The same mindset believes that questioning George Bush for all the disaster his wars caused overseas and the consequent messing up of America is unpatriotic. Indeed, questioning the government is the most patriotic thing to do.
Let me assure you, this event is not about condemning a nation or a group of people, it is about understanding the human suffering and the beastly attitudes among us.
A few years ago a Jewish speaker canceled his speech, because we were addressing the Gaza Massacre as one of the seven items; he considered it anti-Israel and did not participate and some did not. However, my Jewish friends attended the event, and called him back to let him know that it is not about Israel, but the human suffering and the brutal inhumanity in all of us. The speaker became friendly after he learned about it. However, he did not want to face the truth, that someone from his tradition is capable of murdering and annihilating people.
A few Muslims had the audacity to call me names in public, one said, if you don’t talk about Palestine, you are not a Muslim. A few Hindus said "shame on you for not talking about the plight of Hindus in Kashmir "… and these men did not even attend, but kept talking, without verification. Given the time, two hours per event, we can address only about 5, and not all the genocides.

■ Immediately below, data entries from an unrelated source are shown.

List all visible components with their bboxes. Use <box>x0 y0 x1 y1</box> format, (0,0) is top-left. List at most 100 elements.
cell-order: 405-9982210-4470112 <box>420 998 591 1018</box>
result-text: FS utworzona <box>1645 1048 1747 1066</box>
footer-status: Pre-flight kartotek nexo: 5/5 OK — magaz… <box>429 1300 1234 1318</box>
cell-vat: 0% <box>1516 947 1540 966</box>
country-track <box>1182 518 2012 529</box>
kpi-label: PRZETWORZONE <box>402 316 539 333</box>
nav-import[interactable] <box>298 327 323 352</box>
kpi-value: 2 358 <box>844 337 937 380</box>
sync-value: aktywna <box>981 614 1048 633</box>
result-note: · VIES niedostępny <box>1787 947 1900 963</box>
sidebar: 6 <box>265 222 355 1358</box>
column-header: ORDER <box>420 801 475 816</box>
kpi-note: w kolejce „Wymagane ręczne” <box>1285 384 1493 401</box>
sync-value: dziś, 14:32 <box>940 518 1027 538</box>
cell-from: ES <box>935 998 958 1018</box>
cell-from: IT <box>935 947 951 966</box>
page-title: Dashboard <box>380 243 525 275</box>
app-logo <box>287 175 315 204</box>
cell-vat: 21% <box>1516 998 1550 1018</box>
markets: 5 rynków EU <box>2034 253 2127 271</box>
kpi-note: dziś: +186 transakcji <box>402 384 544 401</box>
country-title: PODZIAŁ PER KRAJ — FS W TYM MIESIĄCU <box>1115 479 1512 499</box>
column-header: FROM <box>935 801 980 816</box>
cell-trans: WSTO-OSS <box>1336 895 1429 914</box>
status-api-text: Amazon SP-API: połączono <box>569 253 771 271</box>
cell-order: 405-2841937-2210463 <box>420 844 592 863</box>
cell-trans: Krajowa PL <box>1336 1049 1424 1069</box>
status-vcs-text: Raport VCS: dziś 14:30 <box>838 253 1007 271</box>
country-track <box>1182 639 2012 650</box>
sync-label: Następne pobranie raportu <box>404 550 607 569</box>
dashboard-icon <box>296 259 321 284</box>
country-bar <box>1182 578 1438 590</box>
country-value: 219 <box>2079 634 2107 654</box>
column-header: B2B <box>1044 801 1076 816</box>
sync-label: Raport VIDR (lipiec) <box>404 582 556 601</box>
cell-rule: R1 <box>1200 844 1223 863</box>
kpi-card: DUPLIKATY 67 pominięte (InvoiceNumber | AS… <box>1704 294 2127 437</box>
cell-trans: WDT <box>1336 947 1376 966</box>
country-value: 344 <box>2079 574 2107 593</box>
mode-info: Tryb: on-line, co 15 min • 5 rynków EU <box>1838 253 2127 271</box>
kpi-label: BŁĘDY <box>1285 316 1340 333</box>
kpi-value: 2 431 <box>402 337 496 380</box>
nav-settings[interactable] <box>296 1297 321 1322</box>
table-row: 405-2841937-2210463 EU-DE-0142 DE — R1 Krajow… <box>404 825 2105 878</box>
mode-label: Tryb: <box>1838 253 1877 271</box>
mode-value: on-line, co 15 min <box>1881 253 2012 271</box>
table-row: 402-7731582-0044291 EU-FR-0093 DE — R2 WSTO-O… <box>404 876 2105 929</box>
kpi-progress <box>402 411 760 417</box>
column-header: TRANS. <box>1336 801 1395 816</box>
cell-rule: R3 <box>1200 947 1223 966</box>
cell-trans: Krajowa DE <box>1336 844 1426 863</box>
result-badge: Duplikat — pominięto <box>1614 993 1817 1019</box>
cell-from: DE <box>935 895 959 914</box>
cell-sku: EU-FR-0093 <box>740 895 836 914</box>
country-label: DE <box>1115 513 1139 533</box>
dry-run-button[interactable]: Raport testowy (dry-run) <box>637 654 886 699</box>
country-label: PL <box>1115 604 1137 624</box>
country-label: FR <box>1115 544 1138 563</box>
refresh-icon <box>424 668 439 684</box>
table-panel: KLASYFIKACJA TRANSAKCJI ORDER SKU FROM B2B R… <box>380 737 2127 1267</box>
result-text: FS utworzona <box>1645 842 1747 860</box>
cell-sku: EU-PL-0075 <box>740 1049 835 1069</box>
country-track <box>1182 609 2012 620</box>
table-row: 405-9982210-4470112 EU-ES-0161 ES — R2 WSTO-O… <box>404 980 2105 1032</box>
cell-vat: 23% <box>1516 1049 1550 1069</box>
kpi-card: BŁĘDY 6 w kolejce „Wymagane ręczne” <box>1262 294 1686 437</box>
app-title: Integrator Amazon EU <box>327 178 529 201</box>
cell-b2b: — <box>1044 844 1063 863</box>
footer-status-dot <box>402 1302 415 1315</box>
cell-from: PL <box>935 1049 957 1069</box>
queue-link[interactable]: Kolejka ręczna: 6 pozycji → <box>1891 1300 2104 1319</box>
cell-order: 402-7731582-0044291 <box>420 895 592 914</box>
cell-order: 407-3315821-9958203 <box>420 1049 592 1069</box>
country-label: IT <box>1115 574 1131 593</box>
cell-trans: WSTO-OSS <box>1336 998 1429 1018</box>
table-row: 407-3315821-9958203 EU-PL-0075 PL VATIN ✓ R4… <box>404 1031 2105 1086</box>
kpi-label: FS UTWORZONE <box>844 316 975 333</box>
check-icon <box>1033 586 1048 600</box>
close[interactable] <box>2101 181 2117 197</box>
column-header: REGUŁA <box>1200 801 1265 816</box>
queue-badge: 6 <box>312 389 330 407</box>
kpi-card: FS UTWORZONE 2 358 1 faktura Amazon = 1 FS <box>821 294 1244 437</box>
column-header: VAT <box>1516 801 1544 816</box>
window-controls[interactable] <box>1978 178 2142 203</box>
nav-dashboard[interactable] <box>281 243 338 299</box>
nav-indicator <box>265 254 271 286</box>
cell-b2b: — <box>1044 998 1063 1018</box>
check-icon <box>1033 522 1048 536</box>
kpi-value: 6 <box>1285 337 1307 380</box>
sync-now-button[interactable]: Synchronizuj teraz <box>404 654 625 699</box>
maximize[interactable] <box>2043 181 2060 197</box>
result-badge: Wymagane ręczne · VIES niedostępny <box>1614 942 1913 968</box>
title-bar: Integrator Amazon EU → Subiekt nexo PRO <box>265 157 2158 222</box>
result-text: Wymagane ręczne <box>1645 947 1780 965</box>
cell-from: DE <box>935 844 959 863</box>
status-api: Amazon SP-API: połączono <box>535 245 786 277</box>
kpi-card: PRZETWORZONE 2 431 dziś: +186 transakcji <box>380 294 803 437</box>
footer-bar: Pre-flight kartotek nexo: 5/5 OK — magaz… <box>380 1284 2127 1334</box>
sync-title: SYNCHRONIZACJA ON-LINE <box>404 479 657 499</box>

The Reflections on Holocaust and Genocides is a comprehensive event about humanity, with no exclusions, also remember in one breath you can say only so many words, and in one hour you can say only so many words.
“There is a shameless cruelty in our societies, we either shy away or refuse to acknowledge the sufferings of others, worrying that it will devalue our own, and or it amounts to infidelity to our own cause.” Some of us are so selfish and stuck in our own pain that we do not see others pain, we want others just to think and talk about us.
Condemning drone attacks does not amount to shaming America,
Condemning Sikh genocides does not amount to shaming India,
Condemning Bangladeshi genocide does not amount to shaming Pakistan.
Condemning the ugliness at Abu-Graib prison does not amount to shaming America
Condemning Shia and Ahmadiyya killings does not amount to shaming Pakistan
Condemning the Massacre of Muslims in Gujarat does not amount to shaming Gujarat
Condemning Aurangzeb or Ghazni does not amount to shaming Indian Muslims
Condemning is an expression against a disgusting act, of which we are all a part of, some by doing the wrong, and some by remaining silent and some by turning a blind eye.
As an Indian, I am embarrassed about what fellow Indians have heaped on each other, and as an American I am embarassed about the destruction we have caused in Vietnam, Afghanistan and Iraq overseas, and in our recent past of the slavery and treatment of Native Americans.
My father gave a sane advise during the Jabalpur (India) communal clashes, don’t blame the acts of the idiots on a community, religion or a nation. Get the bad guys, do the justice, faith in the society gets restored…blaming intangibles is as effective as the dogs barking at the wrong tree in a desert.
We have to learn to differentiate between abuse of human rights and patriotism. Patriotism is not justifying the wrongs, but speaking about it, and preventing the wrongs from happening again.
Here is the part of the press release
Every year we have reflected on our failings, massacres, Genocides and Holocaust, this year, we will focus on the Sikh Genocide of 1984, a Sikh speaker will deliver the key note address on the topic. Mr. Hasan Mahmud will share about the Bangladesh Genocide of 1971, Dr. Petra Weldes will talk about the effects of Stereotyping on the societies, and Kelly Obazee will reflect on current massacres around the world. Mike Ghouse will speak about the need to take stand against oppression of others, and Holocaust continues to be our anchor event.
Unless one attends the event, they will live in eternal conspiracies.